Voorafgaand aan de ware apotheose van de avond wordt hier en daar een zucht geslaakt. Het aantal indrukken dat wordt opgedaan is enorm. De overweldigende show is soms te veel van het goede voor de toch al behoorlijk uitgerekte concentratieboog. Verademing komt op het moment waarop het publiek kan dansen op een half uur durend ‘Impossible Soul’ dat varieert van ambient tot aan met breakbeats en autotune doorspekte dance met een vleugje hip hop. De show is grotendeels seated, maar nu even niet. Er vallen balonnen naar beneden die door de staande mensen vooraan de gehele tijd op en neer worden geduwd. Het is feest en niet zo’n beetje ook. De gekte op het podium, met verkleedpartijen, springsessies en vooral veel gedans slaat over op het publiek dat zijn roes een hele andere wending ziet krijgen. Het nummer sluit af met een folkachtig karakter en weer weet de gehele band zich in een split second terug te trekken met alle aandacht voor de singer-songwriter Sufjan Stevens.

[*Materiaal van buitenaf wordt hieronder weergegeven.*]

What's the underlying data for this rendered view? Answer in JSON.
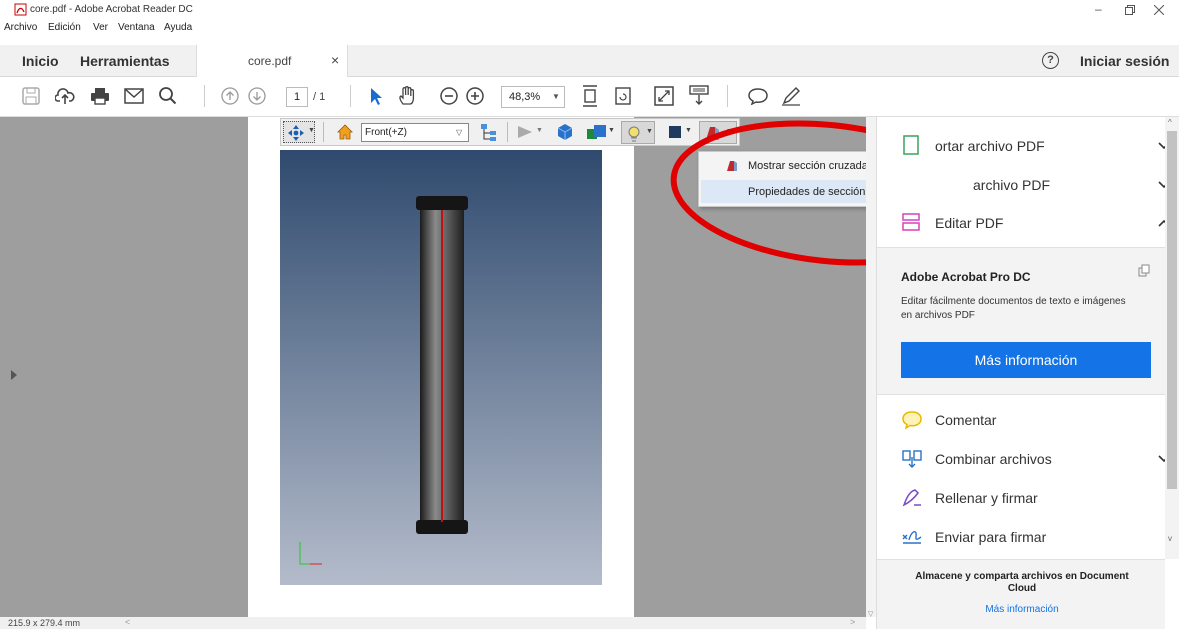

Wat volgt is een staande ovatie die ruim tien minuten aanhoudt. Het publiek lijkt in gelijke munt terug te willen betalen en krijgt als dank afsluiter ‘Chicago’ dat voor een keer eens niet het hoogtepunt is. De in vergelijking met de voorgaande nummers niet hele sterke uitvoering is veel uitbundiger dan de albumversie, maar het kan de epische livevertolking van ‘Impossible Soul’ bij lange na niet evenaren. Het geeft niks, want ook voor toegift ‘Chicago’, het anthem van een hele generatie singer-songwriters, was dit bonte muzikale spektakel al een heldendaad van de popmuziek te noemen.
DM Stith en Sufjan Stevens gezien, op 21 mei 2011, in het Muziekgebouw.